A common theme of Emerson's contentious summations was the following: "People must take responsibility for their lives and not blame others for challenges and setbacks. People must stop wasting taxpayers' money and jurors' valuable time on cases like this."
But the Supreme Court ruled such sentences to be "impermissible jury nullification," or statements aimed at swaying the jury to decide the case not on its merits but to make a wider social statement.
On another issue, the justices singled out Emerson's statement: "Because it's cases like this that make people skeptical and distrustful of lawyers and their clients who bring legitimate personal injury suits." The court called this statement an example of Emerson "impermissibly injecting his personal opinion about the justness of a case."
They also objected to Emerson stating in another case after asking jurors to imagine their child injured: "Is that an opportunity, does that mean you just go out and sue-negligence? It's an accident."
The Supreme Court ruled that statements like these "amounted to an impermissible golden rule argument," which asks that jurors place themselves in the position of one party. The bar forbids such arguments in civil cases.
In none of the cases were Emerson's statements objected to at the time. In three of the cases the plaintiff lodged an objection to Emerson's statements after the court initially ruled against the plaintiff.
The Supreme Court's decision that Emerson be fined and disciplined ruffled some feathers in his home town.
An editorial yesterday in the Las Vegas Review described the decision to fine Emerson all attorneys' costs in the cases as "appalling," stating: "Attorneys deserve the widest latitude in making the best possible arguments on behalf of their clients."
"The court should have congratulated Mr. Emerson for speaking the plain truth, meantime asking the lower courts why we haven't yet seen more judges sanctioning members of the plaintiffs' bar for attempting to reach into the 'deep pockets,' milking their 'marks' with frivolous lawsuits," the paper concluded.
Nevada trial lawyers weren't so sympathetic to Emerson. Steven J. Klearman, editor of trial lawyer-focused blog injuryboard.com, wrote that the decision reflected poorly on Allstate, the defendant in each case.
"For years, Allstate has managed to anger trial attorneys and others with its practices," Klearman wrote yesterday on his blog. "Now, the Nevada judiciary has given Allstate special dubious recognition."
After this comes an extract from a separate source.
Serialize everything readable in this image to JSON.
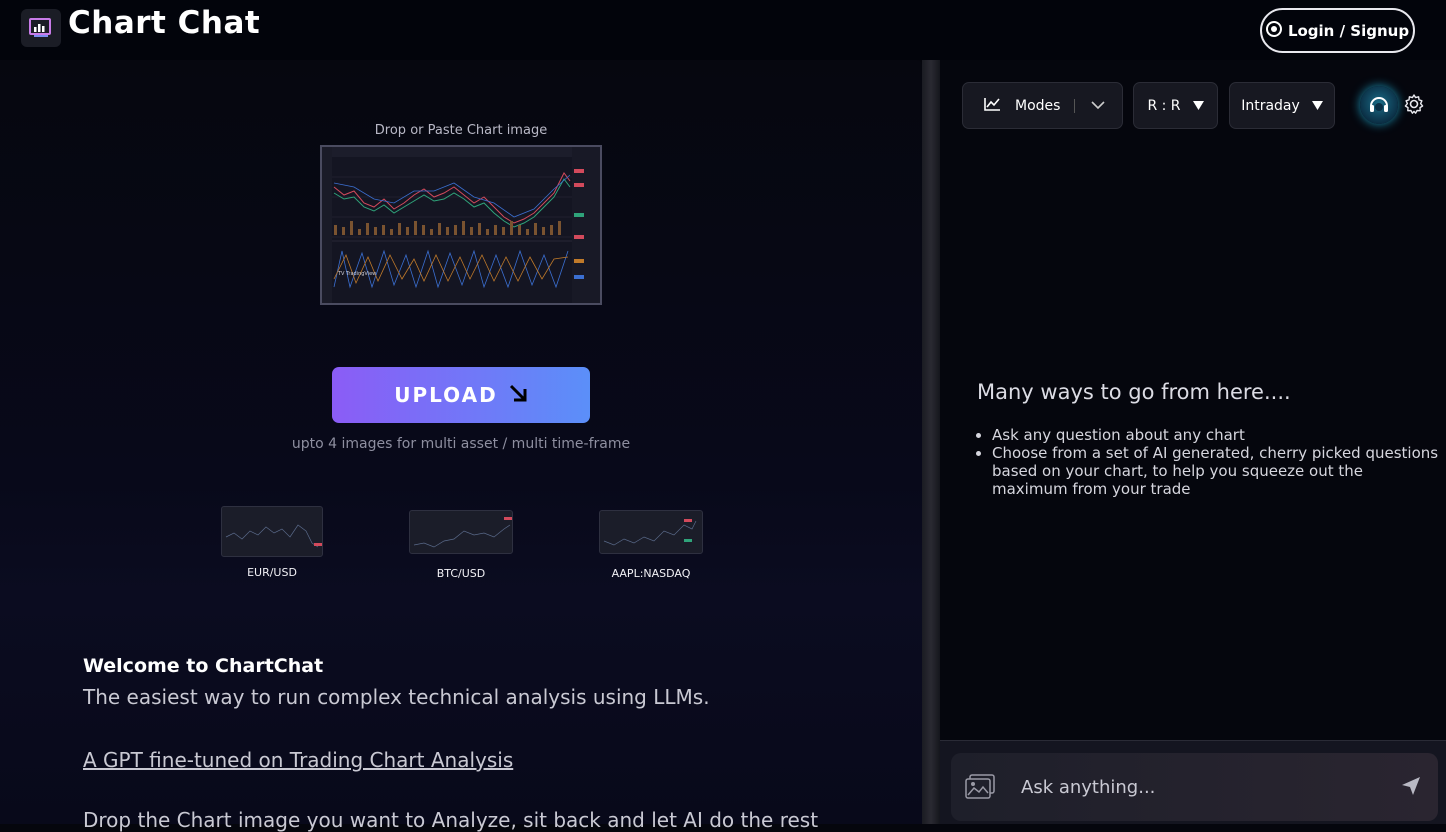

An e-mail on the blogsite referred to Emerson as an "Allstate 'captive' attorney."
The current Nevada Supreme Court first alienated conservatives in 2003 when it ruled 6-3 that funding public education took precedence over a requirement for a two-thirds majority for the legislature to raise taxes. After alienating them even further by removing the Tax and Spending Control (TASC) initiative from the ballot last October, one political observer predicted "a conservative backlash."
In the November election, voters responded by kicking out Justice Nancy Becker, the first of the judges in the 2003 majority decision to stand for re-election. Becker lost to former District Court Judge Nancy Saitta by a margin of 49 percent to 38 percent.